Mais le 24 février 2022, Poutine attaquait l’Ukraine. Et l’Apocalypse retrouve tout son tragique et l’attention des lecteurs n’est plus amusée ou intriguée, mais consternée voire terrifiée.

Les cris de la femme enceinte, dans les douleurs de l’enfantement, face au dragon prêt à dévorer l’enfant dès sa naissance, font échos aux pleurs des parents ukrainiens.

Les lamentations et la description de la guerre menée par le dragon contre le reste de la descendance de la femme, nous renvoient aux images de la guerre qui meurtrit aujourd’hui l’Europe.

Alors peut-être auriez-vous préféré que je lise un texte plus pacifique, qui ouvre une parenthèse de silence et de recueillement. Nous en aurions bien besoin !

Pourtant, les textes apocalyptiques ont justement été écrits dans une période d’épreuve et peuvent peut-être nous aider à accueillir l’espérance, aussi en ces temps douloureux. C’est le chemin un peu tortueux auquel je vous invite ce matin.

Pour tenter de comprendre quelque chose à l’Apocalypse, au-delà de l’aspect folklorique, épique et cinématographique du récit, il est nécessaire d’en identifier d’abord les protagonistes : la femme, l’enfant, le dragon.

1. La femme

Un grand signe apparaît dans le ciel : une femme vêtue du soleil, qui avait la lune sous ses pieds et une couronne de douze étoiles sur sa tête.
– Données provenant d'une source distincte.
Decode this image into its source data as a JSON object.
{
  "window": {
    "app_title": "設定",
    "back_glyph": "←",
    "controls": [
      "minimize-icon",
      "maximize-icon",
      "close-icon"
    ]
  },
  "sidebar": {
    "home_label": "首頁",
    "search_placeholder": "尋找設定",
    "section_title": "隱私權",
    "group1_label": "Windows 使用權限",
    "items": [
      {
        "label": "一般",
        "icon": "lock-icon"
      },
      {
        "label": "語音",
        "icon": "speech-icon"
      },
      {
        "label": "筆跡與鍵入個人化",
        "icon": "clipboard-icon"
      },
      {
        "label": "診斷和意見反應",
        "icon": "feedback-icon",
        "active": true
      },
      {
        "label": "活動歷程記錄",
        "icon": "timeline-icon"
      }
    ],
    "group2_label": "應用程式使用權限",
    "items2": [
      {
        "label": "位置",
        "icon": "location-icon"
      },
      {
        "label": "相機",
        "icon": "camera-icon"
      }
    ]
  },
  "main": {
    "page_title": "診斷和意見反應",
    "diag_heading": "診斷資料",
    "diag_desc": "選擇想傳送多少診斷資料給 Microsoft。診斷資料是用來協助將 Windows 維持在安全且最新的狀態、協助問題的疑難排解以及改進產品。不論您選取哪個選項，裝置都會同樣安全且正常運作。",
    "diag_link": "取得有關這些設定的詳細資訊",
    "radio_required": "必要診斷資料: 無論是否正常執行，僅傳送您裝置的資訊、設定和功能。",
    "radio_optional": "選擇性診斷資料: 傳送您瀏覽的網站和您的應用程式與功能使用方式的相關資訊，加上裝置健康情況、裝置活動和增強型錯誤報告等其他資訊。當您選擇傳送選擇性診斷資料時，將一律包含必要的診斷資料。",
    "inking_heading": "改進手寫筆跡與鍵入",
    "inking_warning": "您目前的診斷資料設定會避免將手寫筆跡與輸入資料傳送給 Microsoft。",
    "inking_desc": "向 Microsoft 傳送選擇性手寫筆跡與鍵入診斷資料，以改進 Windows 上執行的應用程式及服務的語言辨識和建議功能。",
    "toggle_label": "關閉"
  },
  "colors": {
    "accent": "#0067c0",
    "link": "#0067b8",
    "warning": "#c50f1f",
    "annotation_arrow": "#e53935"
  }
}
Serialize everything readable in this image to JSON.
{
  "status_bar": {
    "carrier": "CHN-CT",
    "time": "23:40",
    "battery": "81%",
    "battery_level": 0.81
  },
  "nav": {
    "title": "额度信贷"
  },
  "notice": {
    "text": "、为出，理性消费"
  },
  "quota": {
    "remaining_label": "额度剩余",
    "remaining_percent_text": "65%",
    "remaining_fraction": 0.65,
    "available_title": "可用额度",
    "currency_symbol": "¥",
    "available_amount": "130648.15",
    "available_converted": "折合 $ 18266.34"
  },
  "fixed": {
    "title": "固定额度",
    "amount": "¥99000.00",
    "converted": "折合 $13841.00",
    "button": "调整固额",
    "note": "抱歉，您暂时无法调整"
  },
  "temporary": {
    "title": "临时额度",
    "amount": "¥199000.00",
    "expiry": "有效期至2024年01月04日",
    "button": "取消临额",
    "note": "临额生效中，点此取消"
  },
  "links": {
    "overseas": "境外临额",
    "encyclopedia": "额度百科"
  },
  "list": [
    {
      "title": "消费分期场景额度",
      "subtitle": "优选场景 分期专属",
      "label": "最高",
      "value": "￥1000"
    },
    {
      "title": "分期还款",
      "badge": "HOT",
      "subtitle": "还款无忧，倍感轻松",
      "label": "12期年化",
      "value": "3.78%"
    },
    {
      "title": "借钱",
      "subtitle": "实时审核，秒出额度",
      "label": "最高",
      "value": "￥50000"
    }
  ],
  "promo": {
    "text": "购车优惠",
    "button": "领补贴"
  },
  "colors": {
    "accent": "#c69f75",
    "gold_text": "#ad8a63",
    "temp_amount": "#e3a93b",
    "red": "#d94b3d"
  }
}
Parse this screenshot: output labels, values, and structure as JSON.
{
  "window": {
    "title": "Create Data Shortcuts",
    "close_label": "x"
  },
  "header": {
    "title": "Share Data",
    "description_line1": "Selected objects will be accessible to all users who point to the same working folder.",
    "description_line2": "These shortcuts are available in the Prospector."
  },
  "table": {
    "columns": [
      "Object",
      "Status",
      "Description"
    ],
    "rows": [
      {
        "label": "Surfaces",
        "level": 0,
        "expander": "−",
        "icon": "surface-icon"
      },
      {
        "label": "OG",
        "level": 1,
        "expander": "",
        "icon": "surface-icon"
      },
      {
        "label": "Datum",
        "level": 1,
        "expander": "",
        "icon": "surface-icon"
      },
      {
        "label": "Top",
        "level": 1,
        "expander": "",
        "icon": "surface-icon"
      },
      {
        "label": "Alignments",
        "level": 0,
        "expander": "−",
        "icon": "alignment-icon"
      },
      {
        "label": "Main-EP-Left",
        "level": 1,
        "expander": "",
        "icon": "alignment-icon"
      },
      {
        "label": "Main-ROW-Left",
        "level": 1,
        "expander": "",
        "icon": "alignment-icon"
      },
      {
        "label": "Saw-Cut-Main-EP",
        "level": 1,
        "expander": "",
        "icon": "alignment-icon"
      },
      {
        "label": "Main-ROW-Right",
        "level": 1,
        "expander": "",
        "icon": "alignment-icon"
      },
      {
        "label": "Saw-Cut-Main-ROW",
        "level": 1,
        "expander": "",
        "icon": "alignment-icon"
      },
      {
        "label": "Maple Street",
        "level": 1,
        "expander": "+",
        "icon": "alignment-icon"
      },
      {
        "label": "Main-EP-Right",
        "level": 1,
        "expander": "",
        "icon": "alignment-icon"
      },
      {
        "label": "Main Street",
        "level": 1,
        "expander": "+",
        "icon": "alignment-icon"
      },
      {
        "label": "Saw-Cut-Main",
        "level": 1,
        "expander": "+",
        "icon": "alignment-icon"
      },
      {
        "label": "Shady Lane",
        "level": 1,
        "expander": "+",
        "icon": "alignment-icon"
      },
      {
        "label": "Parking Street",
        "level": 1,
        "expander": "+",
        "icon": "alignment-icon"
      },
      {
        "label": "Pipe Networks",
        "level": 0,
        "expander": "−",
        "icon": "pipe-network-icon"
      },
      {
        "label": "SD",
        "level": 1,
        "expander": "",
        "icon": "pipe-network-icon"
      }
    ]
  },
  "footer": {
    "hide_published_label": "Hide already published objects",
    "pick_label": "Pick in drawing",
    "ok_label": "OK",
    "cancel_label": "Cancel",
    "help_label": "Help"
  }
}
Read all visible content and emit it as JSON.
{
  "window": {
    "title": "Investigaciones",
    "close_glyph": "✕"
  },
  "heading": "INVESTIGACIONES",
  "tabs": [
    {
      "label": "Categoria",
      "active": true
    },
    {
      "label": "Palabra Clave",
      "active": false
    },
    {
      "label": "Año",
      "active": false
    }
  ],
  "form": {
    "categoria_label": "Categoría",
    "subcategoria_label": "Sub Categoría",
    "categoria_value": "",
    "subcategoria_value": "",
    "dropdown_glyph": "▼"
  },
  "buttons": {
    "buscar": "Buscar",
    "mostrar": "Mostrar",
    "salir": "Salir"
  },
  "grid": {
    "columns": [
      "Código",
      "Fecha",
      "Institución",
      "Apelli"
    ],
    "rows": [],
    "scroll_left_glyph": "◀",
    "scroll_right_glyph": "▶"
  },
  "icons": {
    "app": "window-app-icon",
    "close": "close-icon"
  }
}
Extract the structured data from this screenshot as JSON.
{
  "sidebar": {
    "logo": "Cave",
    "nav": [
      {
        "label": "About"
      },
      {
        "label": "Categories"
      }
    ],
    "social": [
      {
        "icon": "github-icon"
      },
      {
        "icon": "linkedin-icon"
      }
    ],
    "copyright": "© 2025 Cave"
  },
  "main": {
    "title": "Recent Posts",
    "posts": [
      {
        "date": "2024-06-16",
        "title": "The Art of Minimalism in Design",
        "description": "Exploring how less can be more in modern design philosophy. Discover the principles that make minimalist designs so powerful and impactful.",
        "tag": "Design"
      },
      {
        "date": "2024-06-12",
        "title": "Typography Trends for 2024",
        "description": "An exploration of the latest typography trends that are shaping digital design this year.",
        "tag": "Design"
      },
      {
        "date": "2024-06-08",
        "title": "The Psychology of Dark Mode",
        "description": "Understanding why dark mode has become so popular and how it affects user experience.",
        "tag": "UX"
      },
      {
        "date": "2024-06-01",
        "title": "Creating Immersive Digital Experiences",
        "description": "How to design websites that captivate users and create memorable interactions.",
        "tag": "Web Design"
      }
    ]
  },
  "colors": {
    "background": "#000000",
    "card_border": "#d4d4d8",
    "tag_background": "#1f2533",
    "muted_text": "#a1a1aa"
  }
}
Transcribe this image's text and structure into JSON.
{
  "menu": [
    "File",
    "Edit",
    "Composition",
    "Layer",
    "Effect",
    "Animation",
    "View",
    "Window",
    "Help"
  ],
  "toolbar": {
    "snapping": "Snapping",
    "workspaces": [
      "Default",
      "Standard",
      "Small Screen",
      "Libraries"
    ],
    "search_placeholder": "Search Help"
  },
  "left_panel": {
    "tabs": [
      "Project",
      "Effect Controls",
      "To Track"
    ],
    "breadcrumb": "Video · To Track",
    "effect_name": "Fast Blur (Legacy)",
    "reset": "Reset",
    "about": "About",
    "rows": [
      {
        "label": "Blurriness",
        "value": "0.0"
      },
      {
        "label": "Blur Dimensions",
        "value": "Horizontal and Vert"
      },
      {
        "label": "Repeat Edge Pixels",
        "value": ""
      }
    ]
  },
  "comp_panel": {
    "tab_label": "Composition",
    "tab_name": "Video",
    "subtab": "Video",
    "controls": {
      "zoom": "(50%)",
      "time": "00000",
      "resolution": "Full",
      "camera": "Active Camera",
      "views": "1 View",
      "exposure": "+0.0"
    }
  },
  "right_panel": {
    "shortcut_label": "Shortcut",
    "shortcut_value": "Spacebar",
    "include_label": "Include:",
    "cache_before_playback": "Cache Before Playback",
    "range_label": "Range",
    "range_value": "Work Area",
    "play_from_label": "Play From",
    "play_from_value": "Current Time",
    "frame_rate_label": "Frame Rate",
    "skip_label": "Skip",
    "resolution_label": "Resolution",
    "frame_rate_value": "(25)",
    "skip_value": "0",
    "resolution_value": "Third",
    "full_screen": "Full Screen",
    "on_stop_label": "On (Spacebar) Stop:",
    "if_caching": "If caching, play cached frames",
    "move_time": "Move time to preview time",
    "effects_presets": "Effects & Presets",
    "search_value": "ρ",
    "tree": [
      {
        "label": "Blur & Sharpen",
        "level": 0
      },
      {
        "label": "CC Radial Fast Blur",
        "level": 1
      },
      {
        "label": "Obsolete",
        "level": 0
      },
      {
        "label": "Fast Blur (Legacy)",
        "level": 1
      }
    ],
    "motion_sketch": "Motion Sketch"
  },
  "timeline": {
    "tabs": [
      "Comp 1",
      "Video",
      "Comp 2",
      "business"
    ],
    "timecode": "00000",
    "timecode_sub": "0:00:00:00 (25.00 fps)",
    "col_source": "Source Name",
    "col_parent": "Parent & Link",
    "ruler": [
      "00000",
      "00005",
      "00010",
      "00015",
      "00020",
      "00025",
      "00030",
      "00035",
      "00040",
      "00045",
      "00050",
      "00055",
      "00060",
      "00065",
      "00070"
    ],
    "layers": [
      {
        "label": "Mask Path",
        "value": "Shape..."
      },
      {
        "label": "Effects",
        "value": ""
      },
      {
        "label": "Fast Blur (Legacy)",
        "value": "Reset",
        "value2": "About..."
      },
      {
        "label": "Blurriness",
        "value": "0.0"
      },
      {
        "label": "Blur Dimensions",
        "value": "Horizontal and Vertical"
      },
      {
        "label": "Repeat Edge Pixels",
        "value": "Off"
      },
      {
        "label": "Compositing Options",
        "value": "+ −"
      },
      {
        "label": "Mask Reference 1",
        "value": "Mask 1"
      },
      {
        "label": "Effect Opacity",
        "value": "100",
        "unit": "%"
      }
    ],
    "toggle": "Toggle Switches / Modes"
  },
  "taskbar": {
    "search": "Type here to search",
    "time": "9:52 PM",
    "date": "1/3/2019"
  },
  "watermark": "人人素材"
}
Si vous faites une recherche rapide sur internet « Images, Marie », cette image de la femme aux 12 étoiles apparaît en 3ème position. C’est dire si elle a connu une belle postérité.

Pourtant, il n’est pas évident que cette femme soit Marie.

En effet, pourquoi Marie serait-elle séparée de son enfant dès la naissance ? Pourquoi le dragon voudrait-il la poursuivre ? Et que serait le reste de sa descendance ? Même si l’évocation de frères et sœurs de Jésus se trouve dans les Évangiles, quel sens cela aurait-il ici ? Trop de questions sans réponse. La plupart des exégètes renoncent donc à voir dans cette femme Marie, la mère de Jésus. Mais pas l’imagerie populaire !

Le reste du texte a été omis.